Thailand's macroeconomic miracle : stable adjustment and sustained growth
Warr, Peter G. | Nidhiprabha, Bhanupong
This study resulted from a World Bank study of macroeconomic policy reviewing the recent experience of 18 countries as they tried to maintain economic stability in the face of external economic shocks like rising international prices and interest rates. The project particularly focused on the periods 1974-79, 1980-82, and 1983-90. The authors describe the performance of Thailand's economy in recent decades as stunning--it has experienced rapid growth, declining poverty, and macroeconomic stability in a volatile economic and political environment.
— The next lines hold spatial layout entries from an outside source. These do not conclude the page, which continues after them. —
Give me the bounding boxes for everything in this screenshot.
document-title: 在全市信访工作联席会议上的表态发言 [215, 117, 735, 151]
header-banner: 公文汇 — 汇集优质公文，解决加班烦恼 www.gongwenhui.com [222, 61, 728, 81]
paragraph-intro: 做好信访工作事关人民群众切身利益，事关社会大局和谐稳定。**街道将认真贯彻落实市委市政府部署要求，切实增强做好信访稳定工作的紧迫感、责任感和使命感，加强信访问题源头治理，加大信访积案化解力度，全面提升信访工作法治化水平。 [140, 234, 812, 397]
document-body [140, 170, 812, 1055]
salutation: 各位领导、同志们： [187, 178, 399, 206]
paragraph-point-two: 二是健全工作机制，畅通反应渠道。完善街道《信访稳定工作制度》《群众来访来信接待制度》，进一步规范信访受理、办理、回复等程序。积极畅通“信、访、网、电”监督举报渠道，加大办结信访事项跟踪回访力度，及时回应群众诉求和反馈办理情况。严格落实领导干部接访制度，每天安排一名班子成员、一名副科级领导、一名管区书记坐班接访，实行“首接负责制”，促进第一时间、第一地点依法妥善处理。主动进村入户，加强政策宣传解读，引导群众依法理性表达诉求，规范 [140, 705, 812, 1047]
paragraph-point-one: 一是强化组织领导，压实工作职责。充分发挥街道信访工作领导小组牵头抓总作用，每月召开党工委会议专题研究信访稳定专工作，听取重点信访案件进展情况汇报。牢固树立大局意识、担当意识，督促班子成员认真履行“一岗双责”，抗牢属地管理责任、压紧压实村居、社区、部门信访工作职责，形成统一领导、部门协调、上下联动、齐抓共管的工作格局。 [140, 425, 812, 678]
However, they soberly conclude that the Thai experience was short of miraculous inasmuch as other countries similarly situated and equally endowed could have adopted the same macroeconomic policies and achieved the same results. This book explains that the country's policymakers, most notably the conservative bureaucrats, held attitudes that caused Thailand to avoid major mistakes. This conclusion has broad implications for the world's economic history, namely that the destabilization experienced by other countries in reaction to external shocks was not a foregone conclusion; instead it was in part a consequence of those countries' own policy responses and could have been averted. Part 1 describes the economic and political setting for Thailand's macroeconomic achievement while Part 2 examines the shocks themselves and Thailand's adjustment to them.